Second in a series highlighting the Special Olympics of Illinois as the international organization marks its 50th anniversary.
When she joined the Kendall County Special Olympics last year, 17-year-old Samantha Worthington bloomed in ways her mother, Michelle, could have never imagined.
Her eye contact improved, and she carried herself with the confidence of a gold-medal athlete. She started greeting classmates in the hallway, and began standing a little taller as she walked.
“She’s really come out of her shell,” Michelle Worthington said of her daughter. “Even her teachers have noticed how much she has changed.”
The Worthington’s only regret: Not getting Samantha involved with Special Olympics sooner.
“She was a really late starter,” Michelle said. “Unfortunatley, we didn’t know about the program. If we would have known about this when she was younger, we would have started sooner, no doubt.”
Once they realized the wealth of untapped potential KCSO could offer, Samantha and Michelle were hooked.

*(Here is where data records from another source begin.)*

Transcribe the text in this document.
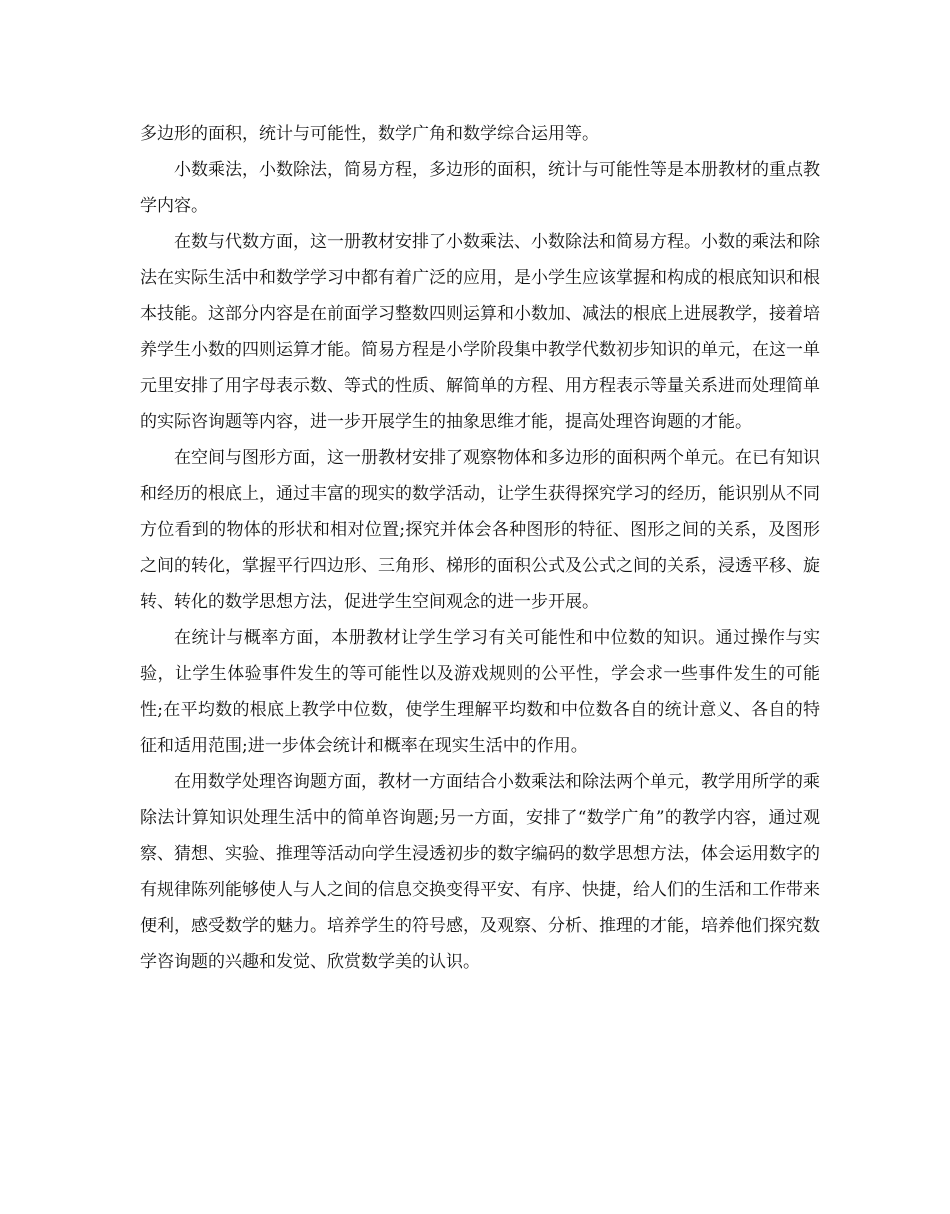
多边形的面积，统计与可能性，数学广角和数学综合运用等。

小数乘法，小数除法，简易方程，多边形的面积，统计与可能性等是本册教材的重点教学内容。

在数与代数方面，这一册教材安排了小数乘法、小数除法和简易方程。小数的乘法和除法在实际生活中和数学学习中都有着广泛的应用，是小学生应该掌握和构成的根底知识和根本技能。这部分内容是在前面学习整数四则运算和小数加、减法的根底上进展教学，接着培养学生小数的四则运算才能。简易方程是小学阶段集中教学代数初步知识的单元，在这一单元里安排了用字母表示数、等式的性质、解简单的方程、用方程表示等量关系进而处理简单的实际咨询题等内容，进一步开展学生的抽象思维才能，提高处理咨询题的才能。

在空间与图形方面，这一册教材安排了观察物体和多边形的面积两个单元。在已有知识和经历的根底上，通过丰富的现实的数学活动，让学生获得探究学习的经历，能识别从不同方位看到的物体的形状和相对位置;探究并体会各种图形的特征、图形之间的关系，及图形之间的转化，掌握平行四边形、三角形、梯形的面积公式及公式之间的关系，浸透平移、旋转、转化的数学思想方法，促进学生空间观念的进一步开展。

在统计与概率方面，本册教材让学生学习有关可能性和中位数的知识。通过操作与实验，让学生体验事件发生的等可能性以及游戏规则的公平性，学会求一些事件发生的可能性;在平均数的根底上教学中位数，使学生理解平均数和中位数各自的统计意义、各自的特征和适用范围;进一步体会统计和概率在现实生活中的作用。

在用数学处理咨询题方面，教材一方面结合小数乘法和除法两个单元，教学用所学的乘除法计算知识处理生活中的简单咨询题;另一方面，安排了“数学广角”的教学内容，通过观察、猜想、实验、推理等活动向学生浸透初步的数字编码的数学思想方法，体会运用数字的有规律陈列能够使人与人之间的信息交换变得平安、有序、快捷，给人们的生活和工作带来便利，感受数学的魅力。培养学生的符号感，及观察、分析、推理的才能，培养他们探究数学咨询题的兴趣和发觉、欣赏数学美的认识。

In her first year of competing, Samantha won a spot at the state competition. She wore her medals to school for weeks after receiving them.
Samantha will venture downstate again this year to compete in standing long-jump.
“As her mom, I’m just so proud of her,” Michelle said. “It’s a wonderful opportunity and such a wonderful experience.”
Samantha not only loves track and field events, but she enjoys playing in her school’s band, playing basketball and living life to its fullest.
For 42-year-old Julie Hilger, her involvement in Special Olympics has been a decades-long venture.
Julie and her mother, Jean Hilger, moved to Oswego when Julie was a toddler. At 5-years-old, Julie’s family got her involved in the Special Olympics. These days, “her whole social life revolves around it”, Jean Hilger said.
Julie, who has “very poor communication skills” has been accepted into the Special Olympics family without hesitation.
Julie took a brief hiatus from the program after she graduated high school. In those days, that’s was the age when young adults were made to leave the program and venture on to new things.
Luckily, the hiatus was short-lived, and the program opened itself up to become more inclusive. Today, there are athletes in their 60s competing with the KCSO.
“All of her friends all of her life have been Special Olympics friends,” Jean said of her daughter “This is not only an athletic outlet for her to succeed, accomplish and feel proud of her self, it is also her network.”
Jean often wonders what life would be like without the opportunity her daughter has been provided.
“I couldn’t have picked a better place so that Julie has a chance to live a full life. Most of that has to do with the Special Olympics and the special education system in the Oswego area,” Jean said. “This has been a lifesaver and lets the kids feel accomplished and proud of themselves.”